When you think of applying Filter Effects in Photoshop, you probably think about manipulating the individual pixels in the image, to add a texture or create some sort of look for the photo. But sometimes, I use those Filter Effects not to really change the image per say, but to add an artistic border around the edge of the image. I'm going to start off by creating a selection within the image, and really what I want to select is the border around the outside of the photo. But I'm going to start off by selecting the interior of the image. So I'll go to the toolbox, and choose the rectangular Marquee tool, and then come into the image and click and drag, in order to draw a marquee that's just a little bit inset from the edge of the photo.
I'll try to get it as close to even as possible, although, as you'll see in a moment, its not really critical that it be absolutely symmetrical around the entire photo. I can then release the mouse to create that selection. But again, this is a selection of the interior of the image, and I want to create a selection of the exterior of that border around the edge. And so, I'll go to the Select menu and choose Inverse, in order to invert the selections, so that it does indeed contain that border area. Next, I'll add a new empty Image Layer. So I'll click on the Create New Layer button, the blank sheet of paper icon at the bottom of the Layers panel. And then I want to use this selection as the basis of a Layer Mask, for this new layer.

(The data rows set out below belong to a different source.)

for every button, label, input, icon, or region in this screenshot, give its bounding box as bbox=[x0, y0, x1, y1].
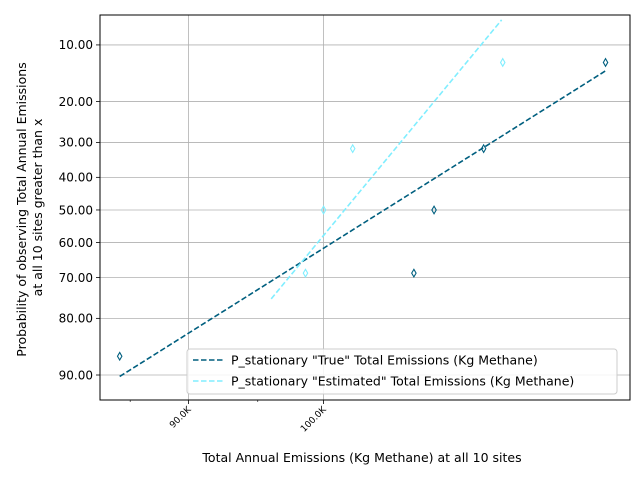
legend-box bbox=[186, 348, 618, 395]
plot-frame bbox=[99, 14, 631, 401]
data-point-series-0-0 bbox=[116, 351, 123, 362]
y-axis-label-line-1: Probability of observing Total Annual Em… bbox=[14, 62, 29, 356]
data-point-series-0-1 bbox=[411, 268, 417, 278]
line-layer bbox=[119, 19, 606, 378]
y-axis-label: Probability of observing Total Annual Em… bbox=[14, 58, 45, 356]
x-axis-label: Total Annual Emissions (Kg Methane) at a… bbox=[201, 450, 521, 465]
fit-line-series-1 bbox=[270, 19, 503, 300]
data-point-series-1-0 bbox=[302, 268, 309, 278]
fit-line-series-0 bbox=[119, 70, 606, 378]
y-tick-label-2: 30.00 bbox=[59, 136, 93, 150]
legend-label-true: P_stationary "True" Total Emissions (Kg … bbox=[231, 353, 538, 368]
data-point-series-0-4 bbox=[602, 57, 609, 68]
y-axis-label-line-2: at all 10 sites greater than x bbox=[30, 119, 45, 297]
y-tick-label-6: 70.00 bbox=[59, 271, 93, 285]
legend: P_stationary "True" Total Emissions (Kg … bbox=[186, 348, 618, 395]
data-point-series-0-3 bbox=[480, 143, 487, 154]
x-tick-label-1: 100.0K bbox=[299, 404, 329, 434]
y-tick-label-1: 20.00 bbox=[59, 95, 93, 109]
data-point-series-1-3 bbox=[499, 57, 506, 68]
data-point-series-1-1 bbox=[320, 205, 327, 215]
y-tick-label-3: 40.00 bbox=[59, 171, 93, 185]
y-tick-label-0: 10.00 bbox=[59, 38, 93, 52]
y-tick-label-4: 50.00 bbox=[59, 203, 93, 217]
y-tick-label-7: 80.00 bbox=[59, 312, 93, 326]
x-tick-label-0: 90.0K bbox=[168, 404, 194, 430]
grid-layer bbox=[100, 15, 630, 400]
data-point-series-0-2 bbox=[431, 205, 437, 215]
data-point-series-1-2 bbox=[349, 143, 356, 154]
y-tick-label-8: 90.00 bbox=[59, 368, 93, 382]
legend-label-estimated: P_stationary "Estimated" Total Emissions… bbox=[231, 374, 574, 389]
y-tick-label-5: 60.00 bbox=[59, 236, 93, 250]
marker-layer bbox=[116, 57, 609, 362]
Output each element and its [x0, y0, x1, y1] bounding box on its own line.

And so, with the selection active and the Image Layer active, I'll click on the Add Layer Mask button, the circle inside of a square icon, down at the bottom of the Layers panel. Now at the moment, that appears to have absolutely no effect whatsoever on the image, but that's because we're utilizing a Layer Mask that defines the outer border of the photo, on a completely empty Image Layer. So I'll go ahead and click on that empty Image Layer, so that it is active. And then I'll go to the Edit menu, and and choose Fill. I'll make sure that the Use Popup is set to white, and then I'll click OK, in order to fill this Image Layer with white.

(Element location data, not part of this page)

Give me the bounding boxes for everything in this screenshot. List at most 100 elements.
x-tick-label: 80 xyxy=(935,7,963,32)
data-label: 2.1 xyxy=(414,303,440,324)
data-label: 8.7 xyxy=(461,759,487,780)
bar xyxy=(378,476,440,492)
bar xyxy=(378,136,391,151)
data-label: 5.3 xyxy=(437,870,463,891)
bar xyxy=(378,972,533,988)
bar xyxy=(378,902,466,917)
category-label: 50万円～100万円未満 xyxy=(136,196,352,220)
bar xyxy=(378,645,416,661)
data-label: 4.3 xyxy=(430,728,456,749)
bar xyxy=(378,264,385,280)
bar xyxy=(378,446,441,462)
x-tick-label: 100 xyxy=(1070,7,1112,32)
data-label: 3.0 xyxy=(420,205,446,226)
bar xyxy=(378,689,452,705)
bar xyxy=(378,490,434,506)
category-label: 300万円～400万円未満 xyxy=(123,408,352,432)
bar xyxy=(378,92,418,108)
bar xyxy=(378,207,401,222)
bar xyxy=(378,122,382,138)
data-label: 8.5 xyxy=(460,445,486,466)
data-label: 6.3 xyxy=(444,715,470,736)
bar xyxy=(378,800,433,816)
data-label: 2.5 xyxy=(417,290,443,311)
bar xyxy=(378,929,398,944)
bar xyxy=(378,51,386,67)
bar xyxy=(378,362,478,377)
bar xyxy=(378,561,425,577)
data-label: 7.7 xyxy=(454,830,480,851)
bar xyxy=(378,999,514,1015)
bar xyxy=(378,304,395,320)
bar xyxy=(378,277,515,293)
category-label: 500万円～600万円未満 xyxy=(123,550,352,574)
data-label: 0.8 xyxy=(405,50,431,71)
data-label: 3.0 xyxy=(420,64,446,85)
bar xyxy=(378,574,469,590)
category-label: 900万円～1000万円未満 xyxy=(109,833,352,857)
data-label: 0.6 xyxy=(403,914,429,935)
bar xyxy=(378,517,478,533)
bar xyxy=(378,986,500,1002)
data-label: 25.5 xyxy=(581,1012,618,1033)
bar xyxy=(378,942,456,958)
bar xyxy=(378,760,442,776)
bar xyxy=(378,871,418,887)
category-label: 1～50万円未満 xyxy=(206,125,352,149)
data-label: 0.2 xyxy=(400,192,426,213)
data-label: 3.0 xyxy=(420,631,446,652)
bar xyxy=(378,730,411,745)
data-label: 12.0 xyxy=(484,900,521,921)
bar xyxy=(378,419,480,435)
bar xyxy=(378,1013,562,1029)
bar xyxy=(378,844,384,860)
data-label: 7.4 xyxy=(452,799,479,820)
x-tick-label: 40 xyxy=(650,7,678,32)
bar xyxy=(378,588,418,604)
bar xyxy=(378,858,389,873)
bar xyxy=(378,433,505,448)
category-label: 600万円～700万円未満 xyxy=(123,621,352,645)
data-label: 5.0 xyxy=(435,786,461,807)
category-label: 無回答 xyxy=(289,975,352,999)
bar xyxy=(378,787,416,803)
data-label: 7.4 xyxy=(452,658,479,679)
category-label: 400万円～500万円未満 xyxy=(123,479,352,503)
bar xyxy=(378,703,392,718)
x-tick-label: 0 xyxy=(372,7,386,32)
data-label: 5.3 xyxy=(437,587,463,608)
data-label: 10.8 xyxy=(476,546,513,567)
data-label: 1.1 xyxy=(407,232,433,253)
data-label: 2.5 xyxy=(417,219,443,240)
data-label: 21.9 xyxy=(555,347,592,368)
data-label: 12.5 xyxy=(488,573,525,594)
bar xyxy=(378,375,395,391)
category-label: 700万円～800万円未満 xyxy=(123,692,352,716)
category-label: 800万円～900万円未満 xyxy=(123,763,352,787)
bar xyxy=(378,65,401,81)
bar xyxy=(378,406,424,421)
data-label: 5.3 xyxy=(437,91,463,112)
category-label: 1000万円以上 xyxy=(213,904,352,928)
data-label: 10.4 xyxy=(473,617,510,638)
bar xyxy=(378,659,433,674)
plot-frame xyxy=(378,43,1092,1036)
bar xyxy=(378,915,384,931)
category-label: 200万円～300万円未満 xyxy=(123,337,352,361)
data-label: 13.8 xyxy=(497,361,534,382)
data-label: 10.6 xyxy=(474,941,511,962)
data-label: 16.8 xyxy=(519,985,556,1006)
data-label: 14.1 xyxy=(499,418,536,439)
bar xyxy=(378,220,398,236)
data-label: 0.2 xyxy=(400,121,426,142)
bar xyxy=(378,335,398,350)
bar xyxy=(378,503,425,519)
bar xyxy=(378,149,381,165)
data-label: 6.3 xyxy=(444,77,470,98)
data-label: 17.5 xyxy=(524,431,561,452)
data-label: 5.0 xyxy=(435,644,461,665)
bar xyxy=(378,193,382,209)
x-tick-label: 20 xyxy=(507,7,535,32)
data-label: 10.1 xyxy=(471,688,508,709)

But of course, because of the Layer Mask that I have added, the white effect is only visible around the border of the photo. I'll go ahead at this point and Rename this layer. I'll just call it Border Effect. So I'm just double-clicking on the name of the layer, typing the new name and pressing Enter or Return on the keyboard. Now that I have the basic construct here, I can apply an interesting effect to that border utilizing filters in Photoshop. So I'll click on the Thumbnail for the Layer Mask, making sure that the Layer Mask is active, not the image layer.
And then I'll choose Filter, Filter Gallery from the menu. That will bring up the Filter Gallery Dialogue where I can choose from the many different types of Filter Effects that are available within the Filter Gallery. You can see that the last effect I applied is still here. I'll go ahead and Delete one of these Filter Layers. That leaves me with just one filter layer, and I can change the effect for that. You'll notice that there are a variety of sections here, within the filter Filter Gallery. And so you can sort through these Thumbnail Previews, in order to decide what effect you might like to add. I like the Sprayed Strokes effect here.

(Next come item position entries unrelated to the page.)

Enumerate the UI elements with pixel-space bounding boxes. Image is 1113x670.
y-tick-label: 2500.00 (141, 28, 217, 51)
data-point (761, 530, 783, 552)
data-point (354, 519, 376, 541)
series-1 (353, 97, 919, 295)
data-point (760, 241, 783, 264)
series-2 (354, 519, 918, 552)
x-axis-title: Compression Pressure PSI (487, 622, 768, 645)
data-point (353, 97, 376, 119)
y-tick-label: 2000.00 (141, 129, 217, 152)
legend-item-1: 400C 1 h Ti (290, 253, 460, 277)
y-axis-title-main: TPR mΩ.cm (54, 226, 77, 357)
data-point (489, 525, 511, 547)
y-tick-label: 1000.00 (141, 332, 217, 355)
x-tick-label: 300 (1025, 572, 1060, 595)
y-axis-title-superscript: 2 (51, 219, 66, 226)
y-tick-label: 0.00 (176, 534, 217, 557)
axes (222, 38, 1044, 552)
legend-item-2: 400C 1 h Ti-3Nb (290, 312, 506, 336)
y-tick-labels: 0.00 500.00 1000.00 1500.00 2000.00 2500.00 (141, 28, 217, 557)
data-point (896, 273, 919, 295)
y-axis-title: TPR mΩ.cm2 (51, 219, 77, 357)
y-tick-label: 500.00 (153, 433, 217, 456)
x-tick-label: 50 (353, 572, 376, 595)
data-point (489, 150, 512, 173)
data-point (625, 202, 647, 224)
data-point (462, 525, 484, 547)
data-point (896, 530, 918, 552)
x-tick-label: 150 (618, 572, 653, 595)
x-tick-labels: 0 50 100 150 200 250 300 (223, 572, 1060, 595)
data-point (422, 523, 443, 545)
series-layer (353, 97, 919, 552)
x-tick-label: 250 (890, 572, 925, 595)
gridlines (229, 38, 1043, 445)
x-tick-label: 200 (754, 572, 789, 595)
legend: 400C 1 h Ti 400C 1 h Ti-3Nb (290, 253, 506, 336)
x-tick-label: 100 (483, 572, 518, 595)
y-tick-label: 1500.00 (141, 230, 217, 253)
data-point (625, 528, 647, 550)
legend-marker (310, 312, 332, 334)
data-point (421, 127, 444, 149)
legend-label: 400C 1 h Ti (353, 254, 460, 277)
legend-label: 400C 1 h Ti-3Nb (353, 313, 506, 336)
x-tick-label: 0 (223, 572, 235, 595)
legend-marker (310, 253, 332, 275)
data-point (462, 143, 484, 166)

I can adjust the overall affect with the various settings that are available at the top right of the Filter Gallery. I can also an additional Filter Layer if I'd like. I'll click the Add Filter Layer button at the bottom of the dialog, and then I can choose a different effect if I'd like. And I think this ocean ripple, combined with the sprayed strokes, is producing a nice, sort of, edge effect. But you can continue working with multiple Filter Layers if you'd like, changing the effect for any of those layers, and adjusting the Setting for each of those individual filters.
But when you're happy with the result, you can click OK, and that effect will be applied not to the image, but to the Layer Mask on my Border Effect Layer. And so, as you can see, now the white border that I added is only visible around the edge, and the transition from that edge into the image itself, now has that filtered effect. And so I have a nice creative filter edge on the photo, thanks to the use of multiple Filters in the Filter Gallery on a Layer Mask.